Tamping is a complex process which, despite the most diverse conditions, should always aim to deliver the best possible result. But how do you establish optimum parameters if ballast conditions, lifting values, squeezing times, and tamping depths vary so much? And what does optimum mean? These are the questions that the TAMP research project has been dealing with since 2015. It all starts with researching the fundamentals. The aim is for the machine to recognise the condition of the ballast, and based on that, it can select the parameters for optimum tamping. This is paving the way for full automation and optimum track quality at the same time.

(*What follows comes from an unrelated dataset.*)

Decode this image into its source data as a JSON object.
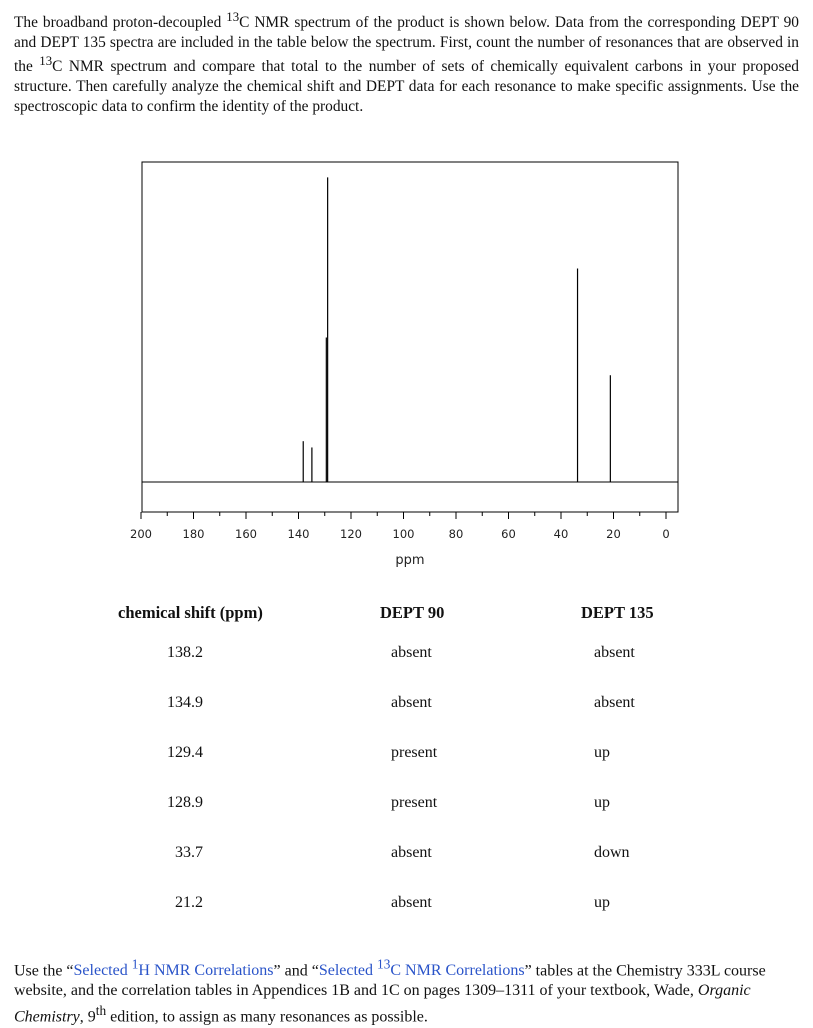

The phases of a tamping cycle:
Checkpoint: Understanding the basics
How does the ballast behave during tamping? A tamping unit full of measuring technology elicits the ballast’s secrets. Pressure sensors and accelerometers, resistance strain gauges and angle sensors record the movements of the tamping tines and the forces acting on them at a level of detail never seen before. The resulting data reveals a lot about the ballast and the tamping process.
Checkpoint: Defining the parameters
The next step is to develop a mechanical model in addition to the on-site measurements. With this model, the various conditions of the ballast as well as the processes during tamping can be simulated as accurately as possible. This model is a key tool for answering the following: Which parameters guarantee top quality tamping while preserving the ballast?
In order to determine the parameters, you have to define the optimum degree of ballast compaction below the sleeper. For optimum does not necessarily mean maximum. After all, the ballast needs to be treated gently so it is preserved. That’s why TAMP, amongst other things, is looking at the compactness the ideal sleeper bed should have.
Applying the basic research in practice
For TAMP, fundamental scientific research is certainly not an end in itself. An important short-term objective has been and is to relieve humans through the use of technology and to enable less experienced operators to achieve consistently high-quality results.
The first applications to come out of this research project are already available under the umbrella term Plasser SmartTamping. The Plasser TampingControl, for example, recognises if a void below a sleeper has not been filled completely and indicates to the machine operator if another squeezing cycle is recommended or required. The Plasser TampingReport also documents the condition of the ballast in addition to other quality-relevant details, making it easier to plan future maintenance operations.
The data required for this come from a so-called “reduced measuring system” on the tamping unit consisting of sensors for the hydraulic pressure and angle sensors. Thanks to the research of the fundamentals, the extent of sensors could be reduced to a minimum. This has a positive effect on acquisition costs and servicing requirements.
The results achieved by TAMP so far give hope to achieving further milestones. The “sensing” tamping tines are without doubt a significant step towards full automation of the tamping process and achieving maximum quality at the same time.